Re: Question on snes sound
by on (#149021)
If you try for an exact port, it will sound a bit different, even if you use trivial samples (square, triangle, and noise). The NES APU generates mostly squarish waves at 894.9 kHz through a set of five primitive DACs (digital to analog converters) and relies on analog post-filtering in the console and TV to remove high harmonics. The Super NES S-DSP generates Gaussian-interpolated waves at 32 kHz through a pair of DACs with higher bit depth. Because of the lower sample rate, it has to filter out the high frequencies before sending them to the DAC; hence the use of Gaussian interpolation. But the Gaussian formula saps a lot of the treble, giving the S-DSP a "dark" or "muffled" sound unless you take care to preemphasize your samples properly.

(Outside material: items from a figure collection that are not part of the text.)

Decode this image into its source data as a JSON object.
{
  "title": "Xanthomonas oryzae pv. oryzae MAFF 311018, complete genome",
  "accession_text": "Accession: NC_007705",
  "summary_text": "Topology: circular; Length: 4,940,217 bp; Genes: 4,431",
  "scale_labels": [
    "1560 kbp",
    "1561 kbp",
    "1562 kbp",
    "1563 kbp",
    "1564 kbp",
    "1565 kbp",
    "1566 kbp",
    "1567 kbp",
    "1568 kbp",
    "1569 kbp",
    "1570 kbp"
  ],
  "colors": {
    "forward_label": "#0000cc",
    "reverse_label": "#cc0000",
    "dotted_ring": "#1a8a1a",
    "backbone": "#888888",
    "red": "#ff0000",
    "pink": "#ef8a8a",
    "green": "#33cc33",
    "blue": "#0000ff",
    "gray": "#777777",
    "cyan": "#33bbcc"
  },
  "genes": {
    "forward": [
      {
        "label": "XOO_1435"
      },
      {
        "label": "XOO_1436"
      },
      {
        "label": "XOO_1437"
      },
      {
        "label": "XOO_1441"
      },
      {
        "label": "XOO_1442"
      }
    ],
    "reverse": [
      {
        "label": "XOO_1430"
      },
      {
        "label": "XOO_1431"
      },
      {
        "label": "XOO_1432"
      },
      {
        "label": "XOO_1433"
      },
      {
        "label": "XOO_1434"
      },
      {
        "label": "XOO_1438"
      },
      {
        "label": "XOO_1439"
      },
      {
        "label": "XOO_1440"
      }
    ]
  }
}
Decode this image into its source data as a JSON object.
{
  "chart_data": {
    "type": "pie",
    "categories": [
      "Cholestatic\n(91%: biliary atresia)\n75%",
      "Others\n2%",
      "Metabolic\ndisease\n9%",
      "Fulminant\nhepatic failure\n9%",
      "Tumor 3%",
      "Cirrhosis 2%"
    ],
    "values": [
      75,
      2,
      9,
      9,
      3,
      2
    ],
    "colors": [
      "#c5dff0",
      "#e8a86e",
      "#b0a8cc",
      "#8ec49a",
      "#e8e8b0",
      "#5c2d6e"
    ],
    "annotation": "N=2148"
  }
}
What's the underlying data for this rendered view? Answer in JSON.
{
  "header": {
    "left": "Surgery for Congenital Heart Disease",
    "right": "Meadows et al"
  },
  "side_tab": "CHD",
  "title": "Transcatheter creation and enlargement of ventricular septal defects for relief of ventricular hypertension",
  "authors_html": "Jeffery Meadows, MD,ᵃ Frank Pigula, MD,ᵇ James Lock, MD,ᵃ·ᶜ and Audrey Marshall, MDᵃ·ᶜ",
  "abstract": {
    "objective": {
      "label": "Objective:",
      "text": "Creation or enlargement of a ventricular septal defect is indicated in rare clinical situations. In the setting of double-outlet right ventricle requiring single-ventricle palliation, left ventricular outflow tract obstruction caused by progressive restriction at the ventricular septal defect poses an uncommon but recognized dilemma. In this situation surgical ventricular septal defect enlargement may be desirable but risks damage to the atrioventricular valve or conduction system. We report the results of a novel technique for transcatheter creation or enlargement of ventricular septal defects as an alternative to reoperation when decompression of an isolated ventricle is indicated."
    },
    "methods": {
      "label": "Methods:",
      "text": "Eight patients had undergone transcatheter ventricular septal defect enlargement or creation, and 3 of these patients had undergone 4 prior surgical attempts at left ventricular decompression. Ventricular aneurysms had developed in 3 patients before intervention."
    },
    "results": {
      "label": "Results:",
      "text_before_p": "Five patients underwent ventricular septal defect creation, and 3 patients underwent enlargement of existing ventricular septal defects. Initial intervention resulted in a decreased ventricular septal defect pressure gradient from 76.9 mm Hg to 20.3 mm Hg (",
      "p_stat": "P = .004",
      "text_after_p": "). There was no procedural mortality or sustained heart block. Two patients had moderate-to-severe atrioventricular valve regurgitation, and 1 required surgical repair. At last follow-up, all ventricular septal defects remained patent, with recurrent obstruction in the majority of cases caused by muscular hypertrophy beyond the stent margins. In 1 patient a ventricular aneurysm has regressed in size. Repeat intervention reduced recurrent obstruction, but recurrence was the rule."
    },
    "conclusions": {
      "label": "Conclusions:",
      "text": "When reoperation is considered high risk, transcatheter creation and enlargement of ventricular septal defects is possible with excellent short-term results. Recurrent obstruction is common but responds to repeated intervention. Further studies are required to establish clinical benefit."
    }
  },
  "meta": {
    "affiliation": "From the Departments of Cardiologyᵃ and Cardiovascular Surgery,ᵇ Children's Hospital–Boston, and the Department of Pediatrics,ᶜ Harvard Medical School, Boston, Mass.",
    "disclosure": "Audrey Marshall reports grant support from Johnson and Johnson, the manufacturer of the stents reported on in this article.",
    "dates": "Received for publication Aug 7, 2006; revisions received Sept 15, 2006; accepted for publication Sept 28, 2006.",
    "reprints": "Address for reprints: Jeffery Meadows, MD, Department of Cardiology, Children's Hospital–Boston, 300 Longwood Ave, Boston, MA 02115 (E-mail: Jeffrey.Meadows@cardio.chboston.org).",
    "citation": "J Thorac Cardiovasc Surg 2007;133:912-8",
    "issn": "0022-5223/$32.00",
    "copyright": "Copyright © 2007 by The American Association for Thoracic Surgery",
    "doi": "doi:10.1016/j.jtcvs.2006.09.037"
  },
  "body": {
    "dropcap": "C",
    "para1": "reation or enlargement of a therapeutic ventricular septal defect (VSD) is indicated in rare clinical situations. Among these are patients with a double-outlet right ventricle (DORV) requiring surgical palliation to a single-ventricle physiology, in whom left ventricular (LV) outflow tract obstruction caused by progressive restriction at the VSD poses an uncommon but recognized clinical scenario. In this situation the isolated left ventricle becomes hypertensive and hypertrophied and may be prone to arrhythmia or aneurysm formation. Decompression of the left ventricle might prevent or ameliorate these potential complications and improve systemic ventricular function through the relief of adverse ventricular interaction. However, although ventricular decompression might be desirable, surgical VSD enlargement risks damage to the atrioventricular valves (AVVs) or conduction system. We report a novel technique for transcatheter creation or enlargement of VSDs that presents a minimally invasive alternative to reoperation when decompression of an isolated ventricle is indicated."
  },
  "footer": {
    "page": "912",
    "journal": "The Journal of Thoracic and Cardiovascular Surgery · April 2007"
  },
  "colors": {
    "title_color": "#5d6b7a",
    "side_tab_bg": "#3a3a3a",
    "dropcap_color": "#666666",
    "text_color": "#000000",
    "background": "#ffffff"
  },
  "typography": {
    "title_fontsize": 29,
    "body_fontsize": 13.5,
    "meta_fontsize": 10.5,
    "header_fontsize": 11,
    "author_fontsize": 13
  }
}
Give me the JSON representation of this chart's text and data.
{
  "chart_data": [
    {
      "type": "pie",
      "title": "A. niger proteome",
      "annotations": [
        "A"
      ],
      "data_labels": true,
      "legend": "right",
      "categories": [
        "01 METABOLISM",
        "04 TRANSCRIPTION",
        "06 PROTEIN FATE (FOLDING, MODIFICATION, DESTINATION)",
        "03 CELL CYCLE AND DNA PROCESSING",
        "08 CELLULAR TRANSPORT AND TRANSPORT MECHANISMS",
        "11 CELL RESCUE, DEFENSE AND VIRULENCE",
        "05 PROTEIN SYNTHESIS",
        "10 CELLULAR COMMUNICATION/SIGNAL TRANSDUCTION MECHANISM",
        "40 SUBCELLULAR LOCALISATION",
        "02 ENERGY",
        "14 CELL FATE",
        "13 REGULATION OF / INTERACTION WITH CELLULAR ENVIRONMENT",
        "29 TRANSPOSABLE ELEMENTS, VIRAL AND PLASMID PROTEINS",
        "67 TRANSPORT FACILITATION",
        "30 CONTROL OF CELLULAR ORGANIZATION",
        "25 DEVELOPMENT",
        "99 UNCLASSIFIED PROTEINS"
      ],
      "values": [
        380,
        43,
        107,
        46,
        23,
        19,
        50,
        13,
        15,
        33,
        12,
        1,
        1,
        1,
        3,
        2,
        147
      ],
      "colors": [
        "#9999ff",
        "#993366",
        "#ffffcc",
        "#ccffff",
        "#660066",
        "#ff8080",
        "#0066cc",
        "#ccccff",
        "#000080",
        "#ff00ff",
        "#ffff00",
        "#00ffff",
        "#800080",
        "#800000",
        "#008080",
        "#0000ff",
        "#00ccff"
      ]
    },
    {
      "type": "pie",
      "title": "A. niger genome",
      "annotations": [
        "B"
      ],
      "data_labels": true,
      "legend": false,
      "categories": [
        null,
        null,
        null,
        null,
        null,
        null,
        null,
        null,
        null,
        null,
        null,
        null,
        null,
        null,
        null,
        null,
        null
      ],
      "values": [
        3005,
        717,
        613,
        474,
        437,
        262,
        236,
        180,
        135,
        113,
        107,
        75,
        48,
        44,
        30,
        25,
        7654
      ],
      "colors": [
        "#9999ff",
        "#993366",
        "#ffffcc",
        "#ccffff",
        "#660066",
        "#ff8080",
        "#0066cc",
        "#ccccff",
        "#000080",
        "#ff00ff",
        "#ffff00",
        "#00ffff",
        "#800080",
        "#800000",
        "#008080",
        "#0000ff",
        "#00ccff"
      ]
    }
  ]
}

But in practice, it sounds how you want it to sound. Super Mario World and Super Mario All-Stars use a completely rewritten engine with rearranged music, and "Here We Go" from Super Mario Bros. sounds like this and this through it. Later games would re-remix it: Super Mario 64, Super Smash Bros. Melee, Dance Dance Revolution Mario Mix, and Tetris DS.
Re: Question on snes sound
by on (#149024)
Thank your for that in depth answer! :-)
Re: Question on snes sound
by on (#149038)
Caravan Shooting Collection has probably the best example I can name of how to get good-sounding NES audio on the SNES.